Brain imaging can show real, physical changes after practice, and it explains recovery after injury.
One limitation of neuroplasticity as an explanation?
It is hard to prove practice alone caused the change, since many life factors change at once.
Why does age matter for neuroplasticity?
Plasticity tends to slow with age, so change is not equally easy for everyone.
Is all neuroplastic change helpful?
No — rewiring can also strengthen unhelpful habits, so change is not always positive.
What does 'use it or lose it' mean for the brain?
Connections you use are strengthened; connections you don't use are pruned away.
Does imaging a brain change tell us why it happened?
No — imaging shows that a change occurred, not exactly what caused it.
2.1.910 cards
What is neurotransmission?
How neurons pass signals using electrical impulses and chemical messengers across a synapse.
What are the four steps of neurotransmission?
Impulse fires, neurotransmitters release, bind to receptors, then are cleared (reuptake/breakdown).
What is a synapse?
The tiny gap between two neurons that neurotransmitters cross.
What is a receptor?
A site on the receiving neuron where a matching neurotransmitter binds.
What is reuptake?
Leftover neurotransmitter being taken back into the sending neuron, resetting the synapse.

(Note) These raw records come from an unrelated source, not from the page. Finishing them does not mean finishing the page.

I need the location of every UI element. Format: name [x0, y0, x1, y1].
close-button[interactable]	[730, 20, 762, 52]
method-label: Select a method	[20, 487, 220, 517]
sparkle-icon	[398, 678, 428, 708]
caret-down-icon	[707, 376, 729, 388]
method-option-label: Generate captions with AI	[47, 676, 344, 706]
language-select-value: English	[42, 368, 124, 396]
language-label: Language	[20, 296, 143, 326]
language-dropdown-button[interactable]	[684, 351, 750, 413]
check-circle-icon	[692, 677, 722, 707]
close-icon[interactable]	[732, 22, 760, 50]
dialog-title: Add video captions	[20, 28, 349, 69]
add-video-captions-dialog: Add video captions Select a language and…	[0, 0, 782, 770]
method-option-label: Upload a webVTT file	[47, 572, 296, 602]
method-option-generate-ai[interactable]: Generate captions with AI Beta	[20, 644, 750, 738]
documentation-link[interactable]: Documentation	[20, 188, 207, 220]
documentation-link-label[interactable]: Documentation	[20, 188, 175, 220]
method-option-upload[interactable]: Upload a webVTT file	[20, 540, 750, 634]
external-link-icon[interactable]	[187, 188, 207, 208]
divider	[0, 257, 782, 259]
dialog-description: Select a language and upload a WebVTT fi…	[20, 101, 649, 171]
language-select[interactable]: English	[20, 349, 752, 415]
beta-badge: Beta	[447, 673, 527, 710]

How do many antidepressants work?
By blocking reuptake, so a neurotransmitter stays active in the synapse longer.
Signal within vs between neurons?
Within = electrical impulse; between = chemical neurotransmitters.
One strength of the neurotransmission explanation?
Precise, evidence-based, and explains how many medicines work.
One limitation of the explanation?
It can be reductionist and ignores thoughts, environment and social context.
Which concept does it link to?
Causality — chemical signals are a physical cause of behaviour.